Letzte Woche kokettierte Casillas erstmals mit einem möglichen Abschied von Real. Dass ausgerechnet Barcelona die neue Heimat des 32-Jährigen wird, ist zwar kaum vorstellbar, für Ex-Barca-Keeper Roberto Bonano aber nicht unmöglich. "Warum sollte Casillas sich sportlich verschlechtern? Es gab schon viele Spieler, die die Seiten gewechselt haben", sagte Bonano.
Wo ist Mou?
Am Samstag wird Casillas abermals auf der Bank Platz nehmen müssen. Diego Lopez ist Carlo Ancelottis Nummer eins, Casillas darf - zumindest vorerst - nur in der Copa de Rey ran.

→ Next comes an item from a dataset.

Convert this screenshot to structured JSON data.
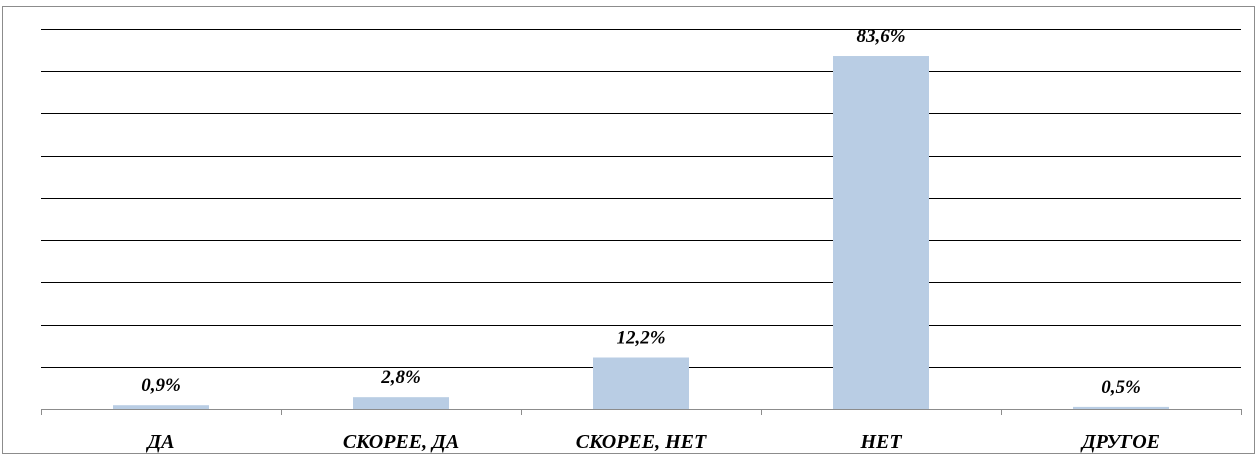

Wer bei wem im Tor steht, interessiert im Vorfeld des Clasicos aber eh niemanden. Vielmehr werden Fragen diskutiert, die sich ums Offensivpersonal drehen.
Funktionieren Neymar und Messi ausgerechnet im Clasico? Kriegt Real mit Ronaldo, Isco und Benzema ausgerechnet im Camp Nou die Kurve, nachdem Ancelotti kürzlich verkündet hatte, dass sein königliche Belegschaft nicht schlechter spielen könne?
Doch selten war es so ruhig in den Tagen vor dem Clasico. Wenn Neymar Landsmann Marcelo mitteilt, dass der Sieger am Samstag Barcelona heißen wird, ist das schon der Gipfel des verbalen Scharmützels.
"El Mundo Deportivo" merkte schon an, dass die Anwesenheit von Jose Mourinho erwünscht sei, zumindest beim Vorspiel. Mourinho hatte stets für Zündstoff gesorgt, vor, während und gerne auch nach einem Clasico.
Dem ersten Clasico dieser Saison kann es aber nicht schaden, wenn mal wieder ausschließlich über das sportliche Geschehen gesprochen werden würde.